Saat Lilia menoleh, dia tidak sengaja melihat kepala desa beserta keluarganya masuk ke toko elektronik. Pakaian mereka sangat mewah, dengan banyak perhiasan emas yang terpasang di istri dan dua anak gadis kepala desa. Lilia merasa heran dan tidak percaya, mengingat kondisi desa Suka Sari yang sedang memprihatinkan.
"Kondisi desa Suka Sari bukannya sedang memprihatinkan? Sawah banyak gagal panen, sumur hampir semua mengering, penduduk desa banyak kekurangan, kenapa kepala desa malah hidup mewah," pikir Lilia, sambil mengamati kepala desa dan keluarganya yang sedang memilih-milih barang elektronik.
Lilia juga teringat dengan perkataan Pandu tentang pemerintah yang sedang mengusahakan bantuan untuk desa Suka Sari. "Menurut ingatan pemilik tubuh, kepala desa hanya petani biasa, tidak mungkin kaya raya. Apa dia korupsi?" pikir Lilia, sambil merasa curiga tentang sumber kekayaan kepala desa.
Lilia semakin penasaran dan berpikir, "Apa bantuan pemerintah dia makan bersama keluarganya?" Dia merasa tidak adil jika kepala desa hidup mewah sementara rakyatnya menderita kesulitan.
"Taro, berikan aku kamera perekam video yang sudah ada di tahun 80 an, aku mau merekam mereka," kata Lilia, kembali memanggil sistem.
"Baik nona, kamera telah ditukarkan dengan koin emas," sahut sistem. Kamera di ruang ajaib, muncul di tangan Lilia. Setelah kamera ada ditangan, Lilia pun beraksi.
"Akan ku tunjukan apa itu viral pada keluarga kepala desa. Kalau cuma bicara, orang lain mana percaya. Dengan video, mereka tidak mungkin membantah."
Lilia diam-diam mendekati mereka. Karena sedang asyik memilih televisi keluaran terbaru, mereka tidak sadar akan keberadaan Lilia. Lilia merekam diam-diam.
"Setelah ini aku mau beli mesin cuci, Pak," pinta istri kepala desa.
"Tenang Bu, duit kita masih banyak, beli apa saja yang ibu mau," jawab kepala desa pada istrinya.

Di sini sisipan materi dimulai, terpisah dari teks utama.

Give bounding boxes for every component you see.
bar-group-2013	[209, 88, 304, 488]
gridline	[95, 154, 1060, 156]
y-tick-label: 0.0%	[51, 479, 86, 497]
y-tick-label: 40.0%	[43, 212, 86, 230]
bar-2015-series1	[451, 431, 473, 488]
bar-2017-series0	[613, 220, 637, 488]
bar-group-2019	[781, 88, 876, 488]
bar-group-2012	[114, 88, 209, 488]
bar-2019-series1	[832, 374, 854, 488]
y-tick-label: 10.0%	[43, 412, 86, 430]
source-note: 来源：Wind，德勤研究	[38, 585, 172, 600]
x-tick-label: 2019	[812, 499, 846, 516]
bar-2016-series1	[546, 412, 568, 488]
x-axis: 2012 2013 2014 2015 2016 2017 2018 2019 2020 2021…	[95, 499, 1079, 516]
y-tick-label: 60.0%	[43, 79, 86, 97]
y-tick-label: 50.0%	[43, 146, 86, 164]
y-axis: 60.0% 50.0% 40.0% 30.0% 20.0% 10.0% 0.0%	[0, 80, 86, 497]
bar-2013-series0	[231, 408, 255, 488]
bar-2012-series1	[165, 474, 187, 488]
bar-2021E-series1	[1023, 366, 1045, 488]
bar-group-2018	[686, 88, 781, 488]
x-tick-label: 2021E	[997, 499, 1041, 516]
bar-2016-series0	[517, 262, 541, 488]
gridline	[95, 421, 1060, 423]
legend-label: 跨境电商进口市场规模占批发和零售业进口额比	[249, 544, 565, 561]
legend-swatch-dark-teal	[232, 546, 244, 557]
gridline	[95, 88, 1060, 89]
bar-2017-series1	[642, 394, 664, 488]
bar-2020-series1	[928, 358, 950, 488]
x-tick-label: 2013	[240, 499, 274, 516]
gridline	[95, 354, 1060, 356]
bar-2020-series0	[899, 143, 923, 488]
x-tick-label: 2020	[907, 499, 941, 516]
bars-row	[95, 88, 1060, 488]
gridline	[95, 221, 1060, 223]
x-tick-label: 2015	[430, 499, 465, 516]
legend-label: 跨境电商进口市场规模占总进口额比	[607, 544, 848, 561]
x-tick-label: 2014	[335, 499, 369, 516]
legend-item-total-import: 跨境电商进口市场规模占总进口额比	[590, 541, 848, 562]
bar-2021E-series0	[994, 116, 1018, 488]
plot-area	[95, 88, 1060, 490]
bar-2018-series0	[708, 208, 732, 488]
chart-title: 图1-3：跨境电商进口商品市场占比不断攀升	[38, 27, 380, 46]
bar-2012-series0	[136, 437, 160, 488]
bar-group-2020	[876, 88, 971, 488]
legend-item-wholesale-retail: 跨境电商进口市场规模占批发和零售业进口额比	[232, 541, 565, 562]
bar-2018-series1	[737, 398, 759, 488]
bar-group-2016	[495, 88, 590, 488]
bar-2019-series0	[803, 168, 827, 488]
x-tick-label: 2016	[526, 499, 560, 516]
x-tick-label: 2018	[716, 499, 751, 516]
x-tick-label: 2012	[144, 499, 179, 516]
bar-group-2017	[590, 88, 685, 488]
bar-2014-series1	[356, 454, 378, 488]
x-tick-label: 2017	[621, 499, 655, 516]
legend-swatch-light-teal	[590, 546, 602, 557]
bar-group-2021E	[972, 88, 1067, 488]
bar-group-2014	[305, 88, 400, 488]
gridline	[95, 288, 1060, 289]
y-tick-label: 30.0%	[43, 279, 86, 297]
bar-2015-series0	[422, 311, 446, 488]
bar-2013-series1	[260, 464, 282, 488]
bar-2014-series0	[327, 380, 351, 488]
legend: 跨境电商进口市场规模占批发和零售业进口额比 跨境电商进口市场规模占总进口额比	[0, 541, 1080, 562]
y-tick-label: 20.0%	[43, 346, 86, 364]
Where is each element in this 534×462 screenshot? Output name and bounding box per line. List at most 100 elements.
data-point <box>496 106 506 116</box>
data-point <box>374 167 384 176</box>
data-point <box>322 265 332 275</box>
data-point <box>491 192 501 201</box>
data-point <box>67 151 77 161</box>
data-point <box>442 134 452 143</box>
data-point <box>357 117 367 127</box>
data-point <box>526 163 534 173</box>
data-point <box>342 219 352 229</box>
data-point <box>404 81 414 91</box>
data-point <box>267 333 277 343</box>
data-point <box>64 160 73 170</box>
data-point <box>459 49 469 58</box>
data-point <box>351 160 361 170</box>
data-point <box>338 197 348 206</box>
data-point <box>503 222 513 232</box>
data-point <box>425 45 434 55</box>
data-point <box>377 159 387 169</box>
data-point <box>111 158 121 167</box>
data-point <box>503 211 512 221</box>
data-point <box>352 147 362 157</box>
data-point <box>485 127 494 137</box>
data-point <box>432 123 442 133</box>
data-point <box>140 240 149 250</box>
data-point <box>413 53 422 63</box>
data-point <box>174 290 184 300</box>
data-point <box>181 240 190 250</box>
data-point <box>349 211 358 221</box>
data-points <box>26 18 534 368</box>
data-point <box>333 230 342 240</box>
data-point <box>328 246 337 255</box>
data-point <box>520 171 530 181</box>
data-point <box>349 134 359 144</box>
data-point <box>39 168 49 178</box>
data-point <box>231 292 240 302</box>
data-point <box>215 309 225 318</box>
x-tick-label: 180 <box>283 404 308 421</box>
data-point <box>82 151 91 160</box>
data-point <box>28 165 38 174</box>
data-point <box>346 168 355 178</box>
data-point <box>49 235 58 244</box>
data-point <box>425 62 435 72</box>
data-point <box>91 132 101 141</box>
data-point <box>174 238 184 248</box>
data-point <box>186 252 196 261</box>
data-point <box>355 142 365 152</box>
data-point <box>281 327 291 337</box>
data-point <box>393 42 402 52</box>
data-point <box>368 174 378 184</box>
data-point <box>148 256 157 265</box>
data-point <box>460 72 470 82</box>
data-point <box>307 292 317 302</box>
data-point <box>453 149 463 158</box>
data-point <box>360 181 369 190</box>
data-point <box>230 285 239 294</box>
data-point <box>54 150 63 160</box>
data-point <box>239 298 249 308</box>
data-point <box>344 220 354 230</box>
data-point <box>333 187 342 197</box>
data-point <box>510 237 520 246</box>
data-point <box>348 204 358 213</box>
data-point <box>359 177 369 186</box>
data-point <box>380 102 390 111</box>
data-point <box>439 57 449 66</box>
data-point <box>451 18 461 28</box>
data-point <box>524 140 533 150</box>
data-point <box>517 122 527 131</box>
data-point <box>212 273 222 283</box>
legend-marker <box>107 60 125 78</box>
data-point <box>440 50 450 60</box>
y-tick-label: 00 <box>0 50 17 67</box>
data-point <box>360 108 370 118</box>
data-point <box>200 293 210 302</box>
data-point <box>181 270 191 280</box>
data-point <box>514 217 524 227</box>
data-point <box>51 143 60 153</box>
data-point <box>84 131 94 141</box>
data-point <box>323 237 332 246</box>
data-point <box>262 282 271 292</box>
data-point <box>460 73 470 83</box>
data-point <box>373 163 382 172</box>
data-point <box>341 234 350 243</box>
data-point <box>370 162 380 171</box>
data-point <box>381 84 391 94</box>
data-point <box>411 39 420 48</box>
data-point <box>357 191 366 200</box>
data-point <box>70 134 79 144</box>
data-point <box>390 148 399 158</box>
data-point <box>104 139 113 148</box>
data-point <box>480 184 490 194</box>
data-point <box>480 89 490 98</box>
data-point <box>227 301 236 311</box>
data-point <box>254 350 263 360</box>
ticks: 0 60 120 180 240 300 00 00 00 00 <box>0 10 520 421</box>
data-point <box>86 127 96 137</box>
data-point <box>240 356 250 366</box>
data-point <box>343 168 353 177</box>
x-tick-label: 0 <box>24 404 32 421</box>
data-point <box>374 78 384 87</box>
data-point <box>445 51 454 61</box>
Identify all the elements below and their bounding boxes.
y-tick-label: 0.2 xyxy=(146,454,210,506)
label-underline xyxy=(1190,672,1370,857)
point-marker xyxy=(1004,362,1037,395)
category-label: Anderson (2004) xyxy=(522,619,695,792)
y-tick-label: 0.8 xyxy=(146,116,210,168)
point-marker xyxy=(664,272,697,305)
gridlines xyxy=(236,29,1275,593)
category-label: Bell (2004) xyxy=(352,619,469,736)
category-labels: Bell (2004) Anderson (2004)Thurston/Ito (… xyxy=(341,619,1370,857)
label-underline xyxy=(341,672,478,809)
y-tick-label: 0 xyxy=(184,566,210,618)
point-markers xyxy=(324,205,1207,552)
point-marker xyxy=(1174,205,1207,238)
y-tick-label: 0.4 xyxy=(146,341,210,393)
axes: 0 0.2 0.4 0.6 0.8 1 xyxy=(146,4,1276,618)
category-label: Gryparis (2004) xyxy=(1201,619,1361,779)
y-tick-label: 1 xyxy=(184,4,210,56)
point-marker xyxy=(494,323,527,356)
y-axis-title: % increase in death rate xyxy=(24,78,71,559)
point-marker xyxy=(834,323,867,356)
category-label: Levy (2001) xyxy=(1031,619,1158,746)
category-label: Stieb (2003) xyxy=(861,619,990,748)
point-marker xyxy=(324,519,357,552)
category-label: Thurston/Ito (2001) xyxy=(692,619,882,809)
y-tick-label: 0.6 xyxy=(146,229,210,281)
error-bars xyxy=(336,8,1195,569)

"Aku mau beli baju mahal, pak," pinta anak gadisnya.
"Aku mau beli tas mahal," kata anak yang satunya lagi.
"Beli apapun yang kalian mau, uang dari pemerintah sudah cair semua. Dari pada untuk warga desa, lebih baik untuk kita saja. Biar kita kaya," kata kepala desa sambil tersenyum sinis.
"Bapak memang hebat, untung bapak jadi kepala desa, coba kalau masih jadi petani, hidup kita akan susah terus. Tidak bisa makan uang bantuan untuk warga seperti sekarang," kata istri kepala desa, tertawa.
Lilia merasa jijik dan marah mendengar percakapan mereka. Dia merasa bahwa kepala desa benar-benar tidak peduli dengan nasib warga desanya dan hanya memikirkan kepentingan dirinya sendiri. Lilia memutuskan untuk menyimpan bukti rekaman ini dan memanfaatkannya untuk mengungkap kebenaran.